I'll be lecturing on at various venues next week. Here's the schedule and contact information if you are interested in attending any of these events (the first and forth events are worth attending in and of themselves if you are so inclined).

Monday April 5. Council on World Affairs. University of Colorado, Boulder (Contact: 303/492-2526).
2:00-3:30 DENYING HISTORY: Who Says the Holocaust Never Happened and Why Do they Say It?
4:00-5:30 WHY PEOPLE BELIEVE WEIRD THINGS
These are both panel discussions in which I will speak for about 30-40 minutes then chair a round table discussion followed by Q & A.

This conference is an amazing collection of scholars, scientists, writers, etc. from all fields and walks of life who get together once a year to debate the great issues of the day. Apparently there will be about 200 speakers and panelists, and about 3,000 attendees. The conference runs from Monday to Friday.
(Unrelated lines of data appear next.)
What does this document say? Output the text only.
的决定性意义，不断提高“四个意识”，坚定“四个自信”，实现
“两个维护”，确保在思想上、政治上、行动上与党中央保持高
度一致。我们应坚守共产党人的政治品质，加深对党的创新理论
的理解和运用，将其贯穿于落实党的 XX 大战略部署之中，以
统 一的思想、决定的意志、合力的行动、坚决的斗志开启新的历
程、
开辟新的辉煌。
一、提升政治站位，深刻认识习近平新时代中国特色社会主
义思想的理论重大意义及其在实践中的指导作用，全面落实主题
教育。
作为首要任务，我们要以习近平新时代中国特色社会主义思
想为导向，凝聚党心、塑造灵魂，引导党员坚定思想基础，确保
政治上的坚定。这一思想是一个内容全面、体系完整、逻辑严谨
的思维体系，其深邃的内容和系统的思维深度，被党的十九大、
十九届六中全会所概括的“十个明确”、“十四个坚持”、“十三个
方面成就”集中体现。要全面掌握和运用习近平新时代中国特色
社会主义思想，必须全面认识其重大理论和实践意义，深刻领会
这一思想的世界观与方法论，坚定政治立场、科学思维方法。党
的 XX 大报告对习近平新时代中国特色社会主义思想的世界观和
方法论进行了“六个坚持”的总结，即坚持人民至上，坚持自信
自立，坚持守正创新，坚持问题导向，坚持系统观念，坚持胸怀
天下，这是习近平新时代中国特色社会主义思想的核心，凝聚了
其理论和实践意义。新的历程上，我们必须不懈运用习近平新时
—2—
Tuesday April 6. Yale Law School. Room 127 (Contact: Ernest Miller, ernest.miller@yale.edu or 203/436-2562, sponsored by the Yale Law and Technology Society, the Yale Skeptics Society, and The Information Society)
4:30-6:00 Masters Tea, Morse College
6:30-8:00 "Junk Science in the Courtroom" (Creationism, Holocaust Denial, Recovered Memories, Silicon Breast Implants, Facilitated Communication, etc.) Lecture in Room 127, Yale Law School

Wednesday April 7. MIT, Room 10-250. New England Skeptics Society (Contact NESS Chairchick Sheila Gibson at skepchik@hotmail.com or 781/891-1122)
7-9pm WHY "DO" PEOPLE BELIEVE WEIRD THINGS?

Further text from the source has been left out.